The upshot: Dabulis’ 40-inch waist has been winnowed to a current 32-inches. “When I was 25 years old and fit, I wore a size 40 suit. I’m on my way to that goal as I’m fitting a 43 a the moment. Jodie gives you more than information, she gave me inspiration. I can’t thank her enough,” said Dabulis.

Loria Raiola

Wellness educator Loria Trapp says to strike a balance in life and sometimes it’s OK to indulge in a piece of birthday cake. (Courtesy of Anthony Abercrombie)

Loria Trapp, a yogi, wellness educator and trained psychotherapist, said, “The key to weight loss is maintaining balance. I wouldn’t deprive myself of a piece of cake at a birthday party! We need to restore joy back into our eating!”

She outlined tips for long-term maintenance: “Eat a raw salad every day. Commit to an exercise program that you love — yoga, race-walking, dancing, calisthenics, etc and — drum roll please — learn to cook two healthy soups and make them regularly. You can make a big pot and freeze. Lentil and chicken are my two go-to choices!”
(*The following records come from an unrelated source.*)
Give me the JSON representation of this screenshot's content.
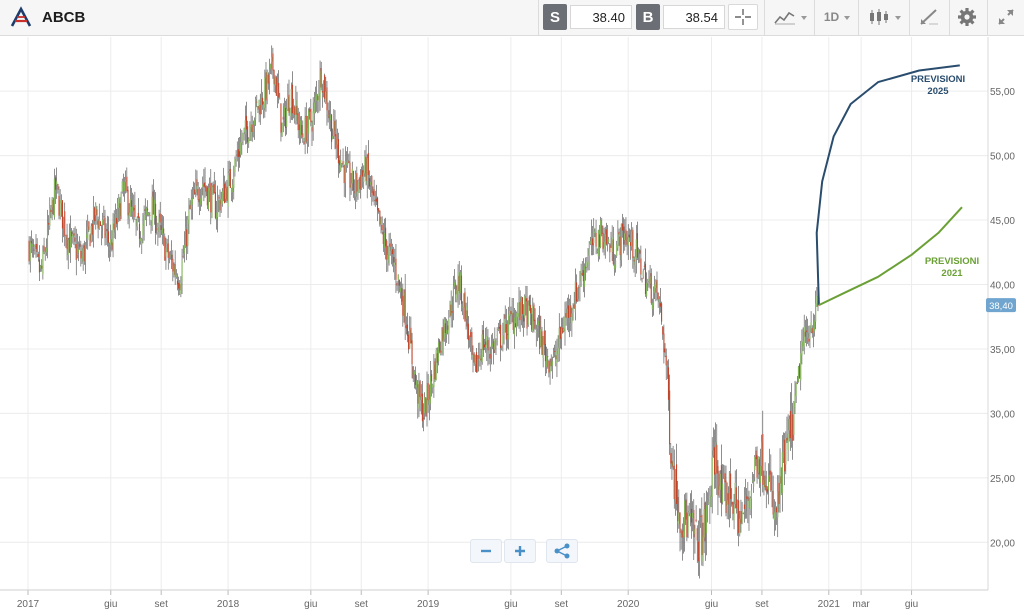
{
  "header": {
    "title": "ABCB",
    "sell_label": "S",
    "sell_price": "38.40",
    "buy_label": "B",
    "buy_price": "38.54",
    "timeframe": "1D",
    "icons": [
      "crosshair-icon",
      "line-chart-icon",
      "candlestick-icon",
      "draw-tool-icon",
      "gear-icon",
      "expand-icon"
    ]
  },
  "chart_data": {
    "type": "candlestick",
    "title": "",
    "y_ticks": [
      "55,00",
      "50,00",
      "45,00",
      "40,00",
      "35,00",
      "30,00",
      "25,00",
      "20,00"
    ],
    "ylim": [
      16.3,
      59.2
    ],
    "x_ticks": [
      "2017",
      "giu",
      "set",
      "2018",
      "giu",
      "set",
      "2019",
      "giu",
      "set",
      "2020",
      "giu",
      "set",
      "2021",
      "mar",
      "giu"
    ],
    "last_price_label": "38,40",
    "price_path": [
      [
        "2017-01-03",
        43.0
      ],
      [
        "2017-01-25",
        40.8
      ],
      [
        "2017-02-20",
        47.5
      ],
      [
        "2017-03-15",
        43.5
      ],
      [
        "2017-04-10",
        42.0
      ],
      [
        "2017-05-05",
        45.5
      ],
      [
        "2017-06-01",
        43.0
      ],
      [
        "2017-06-25",
        47.5
      ],
      [
        "2017-07-20",
        44.0
      ],
      [
        "2017-08-15",
        46.0
      ],
      [
        "2017-09-15",
        42.0
      ],
      [
        "2017-10-05",
        40.5
      ],
      [
        "2017-10-25",
        46.0
      ],
      [
        "2017-11-15",
        48.0
      ],
      [
        "2017-12-10",
        46.0
      ],
      [
        "2018-01-05",
        48.0
      ],
      [
        "2018-01-25",
        51.0
      ],
      [
        "2018-02-15",
        53.0
      ],
      [
        "2018-03-10",
        55.0
      ],
      [
        "2018-03-25",
        57.0
      ],
      [
        "2018-04-10",
        52.0
      ],
      [
        "2018-04-25",
        55.0
      ],
      [
        "2018-05-15",
        51.5
      ],
      [
        "2018-06-05",
        53.0
      ],
      [
        "2018-06-20",
        56.5
      ],
      [
        "2018-07-10",
        52.0
      ],
      [
        "2018-07-31",
        49.0
      ],
      [
        "2018-08-20",
        47.5
      ],
      [
        "2018-09-10",
        49.0
      ],
      [
        "2018-09-25",
        46.0
      ],
      [
        "2018-10-15",
        43.0
      ],
      [
        "2018-11-01",
        41.5
      ],
      [
        "2018-11-20",
        38.0
      ],
      [
        "2018-12-10",
        32.0
      ],
      [
        "2018-12-24",
        30.0
      ],
      [
        "2019-01-10",
        33.0
      ],
      [
        "2019-01-25",
        36.0
      ],
      [
        "2019-02-10",
        38.0
      ],
      [
        "2019-02-25",
        40.5
      ],
      [
        "2019-03-10",
        38.0
      ],
      [
        "2019-03-25",
        33.0
      ],
      [
        "2019-04-10",
        35.5
      ],
      [
        "2019-04-25",
        35.0
      ],
      [
        "2019-05-15",
        36.0
      ],
      [
        "2019-06-05",
        37.5
      ],
      [
        "2019-06-25",
        38.0
      ],
      [
        "2019-07-15",
        37.0
      ],
      [
        "2019-08-05",
        34.5
      ],
      [
        "2019-08-20",
        34.0
      ],
      [
        "2019-09-05",
        37.0
      ],
      [
        "2019-09-25",
        39.0
      ],
      [
        "2019-10-10",
        41.0
      ],
      [
        "2019-10-25",
        43.0
      ],
      [
        "2019-11-15",
        44.0
      ],
      [
        "2019-12-05",
        42.5
      ],
      [
        "2019-12-25",
        44.0
      ],
      [
        "2020-01-15",
        42.5
      ],
      [
        "2020-02-05",
        40.0
      ],
      [
        "2020-02-25",
        39.0
      ],
      [
        "2020-03-05",
        36.0
      ],
      [
        "2020-03-12",
        33.0
      ],
      [
        "2020-03-18",
        28.0
      ],
      [
        "2020-03-25",
        25.0
      ],
      [
        "2020-04-05",
        22.0
      ],
      [
        "2020-04-20",
        21.5
      ],
      [
        "2020-05-05",
        20.0
      ],
      [
        "2020-05-20",
        21.0
      ],
      [
        "2020-06-08",
        27.0
      ],
      [
        "2020-06-20",
        23.0
      ],
      [
        "2020-07-05",
        24.0
      ],
      [
        "2020-07-25",
        21.5
      ],
      [
        "2020-08-10",
        24.0
      ],
      [
        "2020-08-25",
        27.0
      ],
      [
        "2020-09-10",
        25.5
      ],
      [
        "2020-09-25",
        21.5
      ],
      [
        "2020-10-10",
        26.0
      ],
      [
        "2020-10-25",
        29.0
      ],
      [
        "2020-11-05",
        32.0
      ],
      [
        "2020-11-12",
        35.0
      ],
      [
        "2020-11-25",
        36.5
      ],
      [
        "2020-12-05",
        37.5
      ],
      [
        "2020-12-14",
        38.4
      ]
    ],
    "forecasts": [
      {
        "label_line1": "PREVISIONI",
        "label_line2": "2025",
        "color": "#2a4d6e",
        "points": [
          [
            "2020-12-14",
            38.4
          ],
          [
            "2020-12-10",
            44.0
          ],
          [
            "2020-12-20",
            48.0
          ],
          [
            "2021-01-10",
            51.5
          ],
          [
            "2021-02-10",
            54.0
          ],
          [
            "2021-04-01",
            55.7
          ],
          [
            "2021-06-15",
            56.6
          ],
          [
            "2021-08-28",
            57.0
          ]
        ]
      },
      {
        "label_line1": "PREVISIONI",
        "label_line2": "2021",
        "color": "#6aa035",
        "points": [
          [
            "2020-12-14",
            38.4
          ],
          [
            "2021-02-01",
            39.4
          ],
          [
            "2021-04-01",
            40.6
          ],
          [
            "2021-06-01",
            42.3
          ],
          [
            "2021-07-20",
            44.0
          ],
          [
            "2021-09-01",
            46.0
          ]
        ]
      }
    ]
  }
}
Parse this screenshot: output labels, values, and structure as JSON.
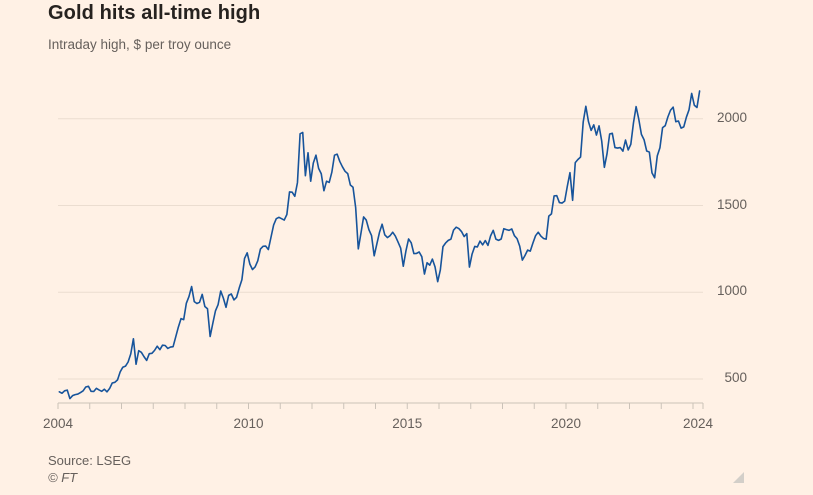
{
  "header": {
    "title": "Gold hits all-time high",
    "subtitle": "Intraday high, $ per troy ounce"
  },
  "footer": {
    "source": "Source: LSEG",
    "copyright": "© FT"
  },
  "colors": {
    "background": "#FFF1E5",
    "line": "#17549B",
    "gridline": "#EBDDD0",
    "axis": "#CBC2B8",
    "muted_text": "#66605C",
    "title_text": "#26221F"
  },
  "chart_data": {
    "type": "line",
    "title": "Gold hits all-time high",
    "subtitle": "Intraday high, $ per troy ounce",
    "ylabel": "$ per troy ounce",
    "grid": "horizontal",
    "legend": "none",
    "x_axis": {
      "range": [
        2004,
        2024.3
      ],
      "tick_interval_years": 1,
      "label_years": [
        2004,
        2010,
        2015,
        2020,
        2024
      ],
      "tick_labels": [
        "2004",
        "2010",
        "2015",
        "2020",
        "2024"
      ]
    },
    "y_axis": {
      "range": [
        362,
        2240
      ],
      "ticks": [
        500,
        1000,
        1500,
        2000
      ],
      "tick_labels": [
        "500",
        "1000",
        "1500",
        "2000"
      ],
      "side": "right"
    },
    "series": [
      {
        "name": "Gold intraday high ($/troy oz)",
        "resolution": "monthly",
        "monthly_high_usd": {
          "2004": [
            426,
            418,
            432,
            436,
            387,
            404,
            410,
            413,
            422,
            432,
            454,
            458
          ],
          "2005": [
            429,
            428,
            446,
            437,
            429,
            441,
            426,
            445,
            477,
            481,
            495,
            541
          ],
          "2006": [
            568,
            574,
            598,
            645,
            732,
            585,
            663,
            654,
            629,
            607,
            646,
            648
          ],
          "2007": [
            665,
            689,
            669,
            695,
            693,
            676,
            684,
            686,
            743,
            800,
            848,
            842
          ],
          "2008": [
            936,
            975,
            1033,
            946,
            935,
            942,
            988,
            918,
            905,
            745,
            820,
            892
          ],
          "2009": [
            928,
            1007,
            966,
            913,
            982,
            990,
            956,
            971,
            1025,
            1072,
            1195,
            1227
          ],
          "2010": [
            1163,
            1131,
            1146,
            1181,
            1249,
            1265,
            1266,
            1246,
            1317,
            1388,
            1424,
            1432
          ],
          "2011": [
            1424,
            1416,
            1448,
            1578,
            1577,
            1553,
            1632,
            1913,
            1921,
            1672,
            1804,
            1640
          ],
          "2012": [
            1745,
            1790,
            1714,
            1683,
            1585,
            1640,
            1633,
            1692,
            1790,
            1796,
            1754,
            1723
          ],
          "2013": [
            1697,
            1684,
            1618,
            1605,
            1488,
            1250,
            1340,
            1434,
            1416,
            1361,
            1327,
            1210
          ],
          "2014": [
            1278,
            1345,
            1392,
            1331,
            1315,
            1326,
            1346,
            1324,
            1290,
            1255,
            1150,
            1238
          ],
          "2015": [
            1307,
            1285,
            1223,
            1224,
            1232,
            1205,
            1105,
            1170,
            1156,
            1191,
            1146,
            1061
          ],
          "2016": [
            1128,
            1263,
            1284,
            1299,
            1306,
            1358,
            1375,
            1367,
            1350,
            1321,
            1338,
            1145
          ],
          "2017": [
            1220,
            1264,
            1261,
            1295,
            1273,
            1298,
            1270,
            1325,
            1357,
            1306,
            1299,
            1307
          ],
          "2018": [
            1366,
            1361,
            1357,
            1365,
            1326,
            1309,
            1266,
            1185,
            1212,
            1243,
            1237,
            1284
          ],
          "2019": [
            1326,
            1346,
            1324,
            1310,
            1306,
            1439,
            1452,
            1555,
            1557,
            1517,
            1514,
            1525
          ],
          "2020": [
            1611,
            1689,
            1530,
            1747,
            1765,
            1779,
            1981,
            2072,
            1983,
            1933,
            1965,
            1906
          ],
          "2021": [
            1959,
            1871,
            1720,
            1798,
            1912,
            1916,
            1834,
            1831,
            1834,
            1813,
            1877,
            1820
          ],
          "2022": [
            1853,
            1976,
            2070,
            1998,
            1910,
            1879,
            1814,
            1808,
            1688,
            1660,
            1786,
            1833
          ],
          "2023": [
            1949,
            1960,
            2010,
            2049,
            2067,
            1983,
            1987,
            1946,
            1953,
            2009,
            2052,
            2146
          ],
          "2024": [
            2078,
            2065,
            2160
          ]
        }
      }
    ]
  }
}
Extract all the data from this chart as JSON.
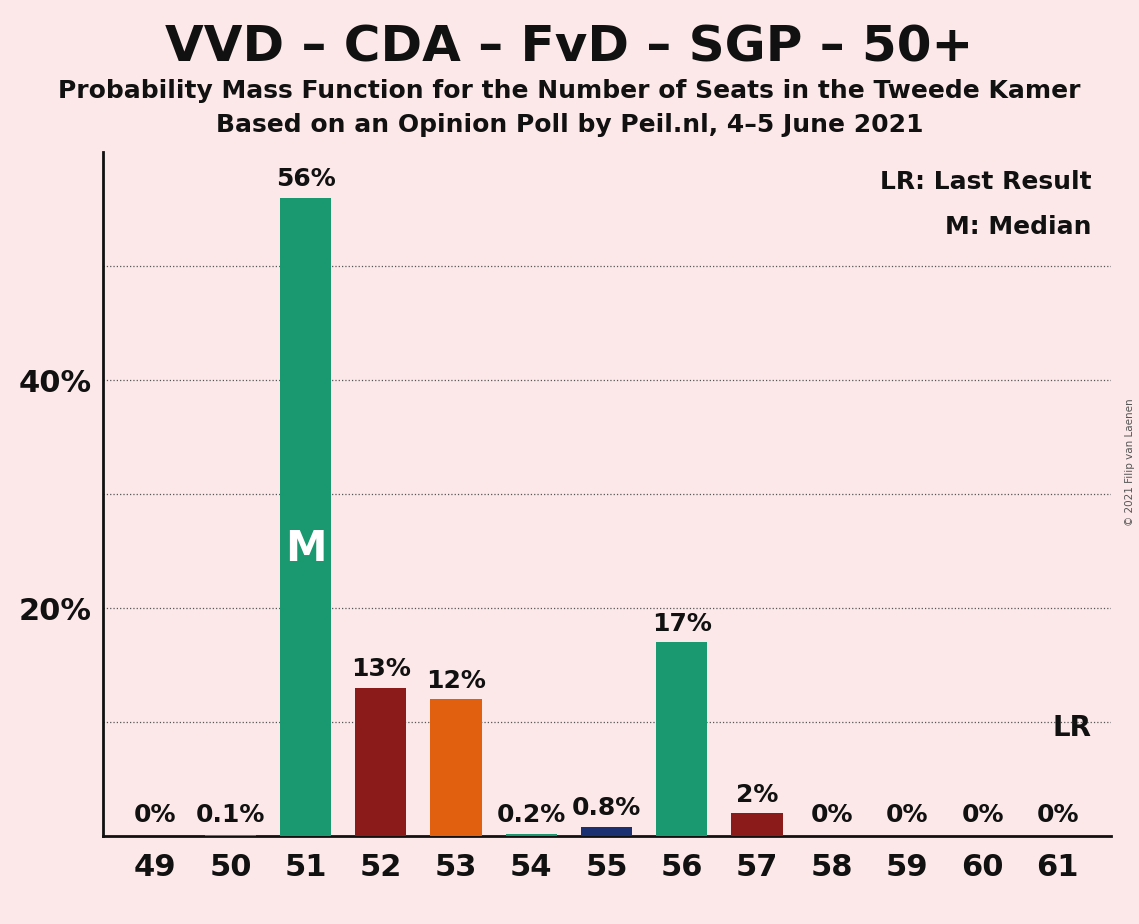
{
  "title": "VVD – CDA – FvD – SGP – 50+",
  "subtitle1": "Probability Mass Function for the Number of Seats in the Tweede Kamer",
  "subtitle2": "Based on an Opinion Poll by Peil.nl, 4–5 June 2021",
  "copyright": "© 2021 Filip van Laenen",
  "legend_lr": "LR: Last Result",
  "legend_m": "M: Median",
  "background_color": "#fce8e8",
  "categories": [
    49,
    50,
    51,
    52,
    53,
    54,
    55,
    56,
    57,
    58,
    59,
    60,
    61
  ],
  "values": [
    0.0,
    0.1,
    56.0,
    13.0,
    12.0,
    0.2,
    0.8,
    17.0,
    2.0,
    0.0,
    0.0,
    0.0,
    0.0
  ],
  "labels": [
    "0%",
    "0.1%",
    "56%",
    "13%",
    "12%",
    "0.2%",
    "0.8%",
    "17%",
    "2%",
    "0%",
    "0%",
    "0%",
    "0%"
  ],
  "colors": [
    "#1a9870",
    "#1a9870",
    "#1a9870",
    "#8b1a1a",
    "#e06010",
    "#1a9870",
    "#1a3070",
    "#1a9870",
    "#8b1a1a",
    "#1a9870",
    "#1a9870",
    "#1a9870",
    "#1a9870"
  ],
  "median_bar_seat": 51,
  "ylim": [
    0,
    60
  ],
  "grid_ticks": [
    10,
    20,
    30,
    40,
    50
  ],
  "ytick_positions": [
    20,
    40
  ],
  "ytick_labels": [
    "20%",
    "40%"
  ],
  "title_fontsize": 36,
  "subtitle_fontsize": 18,
  "tick_fontsize": 22,
  "label_fontsize": 18,
  "median_label_fontsize": 30,
  "lr_label_fontsize": 20,
  "legend_fontsize": 18
}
But sometimes it’s more than just the diet.

Weight loss

John Perry’s meals are typically about 500 calories each. He also snacks at regular points in the day — 10 a.m. and 2 p.m. (Staten Island Advance/Pamela Silvestri)

To revisit Perry’s ride to a slenderized state in a nutshell: He controlled his portions and dialed back calories per meal. He snacks at regimented times — 10 a.m. and 2 p.m. — and kept carbs at bay. And the guy nicknamed Johnny “Mass” — that’s a nod to his Massachusetts roots and job prepping for the masses at Sacred Heart R.C. Church in West Brighton — ultimately credits the Holy Spirit for his inspiration to stay on the path to long-term wellness.


An inspirational message at Sacred Heart (Staten Island Advance/Pamela SIlvestri)Pamela Silvestri

That said, we’ll end this Sunday note with a food joke, courtesy of James Perrone,who is Perry’s colleague at the rectory and church — although it’s best delivered by Perrone himself. But here goes some calorie-free corn.


Three eggs, three pieces of toast and two strips of bacon walk into a pub. The bartender looks at them and slams his hand down on the bar. He says, “I told you people before and I’m not going to tell you again…we don’t serve breakfast here!”